In some of my recent posts, I’ve talked (and visualized) about some of the reasons why I love the Tableau community. My first post about the topic was a “thank you” to the Tableau community in general while my second post analyzed community member stats. Continuing with our theme, I wanted to look closer at one of the most valuable aspects of the community: the ability to find useful information. Communities like these were designed to be places for users to share information, and they predominantly come in the form of question and answer threads. The Tableau Community is no exception. In fact, few communities do Q&A better.
Case in point, if you’re doing a search on a sticky problem in Tableau, the SERPs almost always bring up posts from the Tableau Community (make sense, right?). But what’s far more impressive is that when such a search doesn’t turn up the desired results, you can take your question to the Tableau forums. I frequently tell people that if you have a question and post it there, you’ll likely get a very quick reply. So, I decided to take a look at the data behind the forums to see if my recommendation is accurate.

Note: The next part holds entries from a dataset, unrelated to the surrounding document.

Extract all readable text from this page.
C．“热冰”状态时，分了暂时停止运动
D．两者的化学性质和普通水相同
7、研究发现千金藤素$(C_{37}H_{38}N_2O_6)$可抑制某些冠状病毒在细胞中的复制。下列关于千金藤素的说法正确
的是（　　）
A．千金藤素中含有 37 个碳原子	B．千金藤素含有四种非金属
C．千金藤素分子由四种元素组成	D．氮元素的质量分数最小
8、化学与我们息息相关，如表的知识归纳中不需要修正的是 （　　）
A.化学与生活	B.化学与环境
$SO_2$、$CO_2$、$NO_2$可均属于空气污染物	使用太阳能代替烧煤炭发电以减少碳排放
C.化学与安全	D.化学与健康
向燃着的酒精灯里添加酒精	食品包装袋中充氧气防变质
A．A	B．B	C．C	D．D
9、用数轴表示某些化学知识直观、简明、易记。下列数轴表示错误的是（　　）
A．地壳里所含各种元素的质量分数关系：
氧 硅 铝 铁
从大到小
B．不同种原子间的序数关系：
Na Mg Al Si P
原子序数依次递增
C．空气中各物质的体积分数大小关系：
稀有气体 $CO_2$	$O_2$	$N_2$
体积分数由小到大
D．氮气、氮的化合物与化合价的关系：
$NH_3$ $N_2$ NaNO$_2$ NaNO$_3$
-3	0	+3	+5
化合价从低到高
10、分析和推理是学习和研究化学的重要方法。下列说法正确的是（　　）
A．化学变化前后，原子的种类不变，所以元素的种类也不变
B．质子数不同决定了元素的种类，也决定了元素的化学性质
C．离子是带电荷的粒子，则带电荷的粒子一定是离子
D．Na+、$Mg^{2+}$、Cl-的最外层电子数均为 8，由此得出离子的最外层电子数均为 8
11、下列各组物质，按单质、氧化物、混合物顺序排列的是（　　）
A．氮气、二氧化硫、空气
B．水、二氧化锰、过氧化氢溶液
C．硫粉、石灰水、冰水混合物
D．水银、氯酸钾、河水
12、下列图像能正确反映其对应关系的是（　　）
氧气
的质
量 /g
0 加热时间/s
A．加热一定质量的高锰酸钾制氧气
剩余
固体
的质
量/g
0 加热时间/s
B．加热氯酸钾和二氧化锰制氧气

Quantifying the Recommendation
Up to now, I have made my suggestions based on my personal experience of receiving good answers very quickly. As we all know, personal experiences can vary greatly, and determining whether an assumption is accurate most certainly shouldn’t be based on one or even a few personal experiences. Simply put, as a data guy, anecdotal evidence isn’t enough. I want cold, hard facts! That means we need some quantification to support such a qualification. To achieve this, I wrote a Python script to pull thousands of posts from the Jive API going back almost a year. Here’s what I learned from that data:
Before gathering the data, I’d tell people they could very likely expect a response the same day. But did that end up being true? As you can see in the viz, not only is that true for 90% of posts, it’s also 77% likely they’ll get a response in an hour or less! That is fast. I’m glad to see this data backing up my personal experience of an active community that responds very quickly to questions. Working in data, you always expect there to be some sort of adjustment between expectation and reality when checking your hypotheses. In this, case the reality exceeded my expectation, which makes me that much prouder of the Tableau Community.
More Insights about the Data
When analyzing something like the Tableau Community, there are some considerations to make when choosing what metrics to lock in on and how to present said metrics through a visualization. Here are some quick insights in to my thought process when deciding these things:
- I chose to measure “replies” instead of “answers” because marking a post as “answered” requires additional action on the part of questioners. This makes it very likely there are many posts that are “answered” but aren’t marked as such.
- The top 10 tags are actually groups of tags. For instance, “filters” includes the tags: filter, filtering and filters.
- The spike in activity at 5 p.m. Pacific Time corresponds to midnight GMT. I suspect that’s due to a default timestamp assigned to some posts, not because of actual increased activity at that time.
Notice any other patterns here? I’d love to hear about what stands out most to you and any other impressions. New perspectives are always welcome!